Pierwszy etap "Traktoriady" - już za nimi, to Ameryka Południowa. Teraz czas na Europę i Afrykę. W podróż Marcin wziął z sobą mechanika (Ryszard Giera), muzyka (Urszula Kisiel-Pańko), doświadczonego obieżyświata (Piotra Śliwiński - już 10 razy okrążył ziemię!) oraz żonę (Monikę Filipiuk-Obałek). Losy ich podróży możecie "śljedzić" na Facebooku (https://www.facebook.com/TraktoriadaTeam/).
BIA24: Traktorem dookoła świata? Brzmi jak czyste szaleństwo!
Marcin Obałek: To jest przyjemne i normalne. Jedzie traktor, jedzie przed siebie. Jedzie bardzo powoli /śmiech/
BIA24: Z jaką prędkością?
śmiech/ Prędkość maksymalna - z górki na luzie - jakieś pięćdziesiąt. Ale to już zmienia geometrię! Tak realnie to z dwadzieścia pięć na godzinę, to jest prędkość maksymalna naszego ciągnika.

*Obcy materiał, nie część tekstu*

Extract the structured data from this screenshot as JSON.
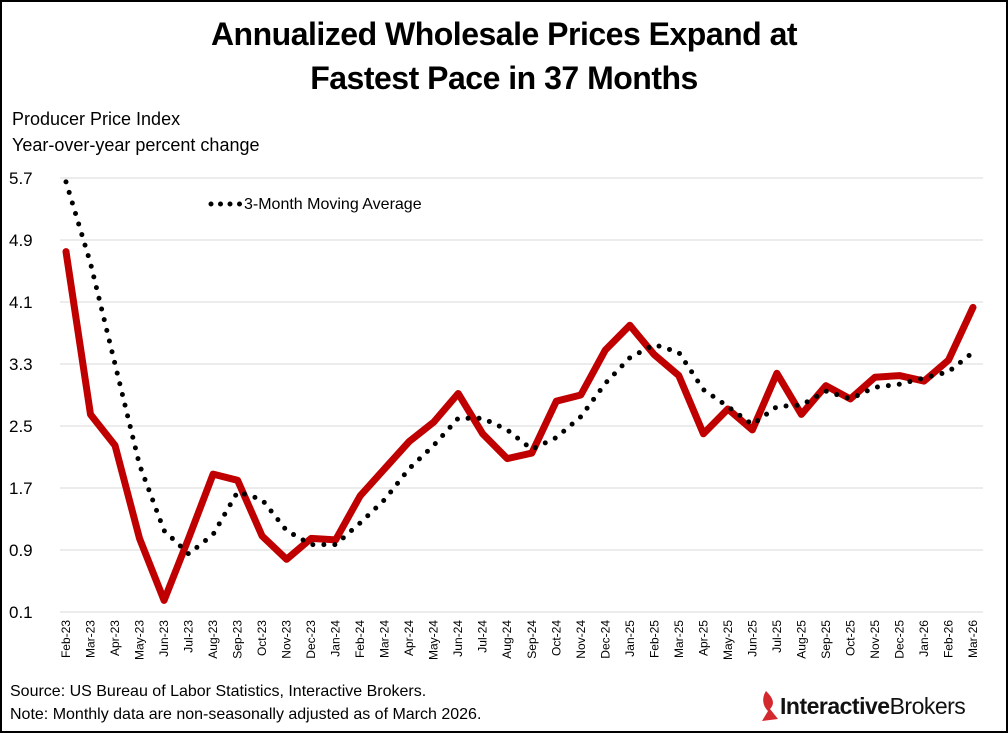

No i jak wygląda ten świat z takiej perspektywy?
Przede wszystkim unikamy tras szybkiego ruchu, wybieramy drogi wiejskie. Docieramy w miejsca zabite często dechami, gdzie... nikt tam nawet nie pomyśli, żeby się zgubić. Tam właśnie docieramy ciągnikiem i? otwiera niejedno serce. Jesteśmy zapraszani przez rolników, w każdym z krajów po kolei.
Już za nami Słowacja, Węgry, Słowenia. Zahaczyliśmy też o Włochy, Chorwację. Tam się granica tak przeplata, że w sumie we Włoszech to byliśmy... trzy razy już w międzyczasie /śmiech/. Wróciliśmy teraz na Słowenię i traktor znajduje się siedemdziesiąt kilometrów od granicy z Bośnią. W kolejnym etapie już będziemy ciągnąć przez Bałkany. No i będziemy się w międzyczasie zastanawiać, którędy do Afryki.
Macie jakiś plan?
Mamy plan ramowy - dotrzeć do Etiopii. /śmiech/ Sama podróż jest wielką przygodą. Nie zakładamy sztywnych ram czasowych, bo tego się nie da! Nie są to wyścigi. Czasami nie jesteśmy w stanie przejechać dziesięciu kilometrów, bo zatrzymują nas ludzie. Tak było na Słowenii. Tu jedna lampka wina, tam druga i już potem jechać nie można... Zostajemy na noc i czasami nad ranem uciekamy, bo gospodarze by nas nie wypuścili przez kolejny tydzień.
Dużo zobaczyliście, a ile przejechaliście?
Wystartowaliśmy czwartego stycznia, za nami dwa tysiące kilometrów i pięć krajów. W trasie tak naprawdę to - jak byśmy nie liczyli przerw - to miesiąc drogi.
Jak dużo spala ten wasz zabytkowy Ursus?
Pół litra "ducha puszczy" na sto kilometrów, bo to... idzie handel wymienny. Jak dotarliśmy na Słowenię, to właściwie nie mieliśmy ani jednego euro. Częstowaliśmy "duchem puszczy", a dary sypały się dosyć bogato. Także... "duch puszczy" uskrzydla nasz traktor.
Chcecie obudzić piecuchów? Pokazać, że można łatwo podróżować?
Dla nas podróżowanie to sposób na życie. Mam nadzieję, że w ten sposób zachęcamy innych. Jest jeszcze nasz klub podlaskich podróżników i to właśnie tam zapraszamy osoby, które chcą podróżować - ale... nie do końca wiedzą jak zacząć. To przede wszystkim tam zarażamy pasją podróżowania - na spotkaniach, zapraszamy w każdy ostatni wtorek miesiąca w imieniu Klubu Globtroterów "To Tu, To Tam".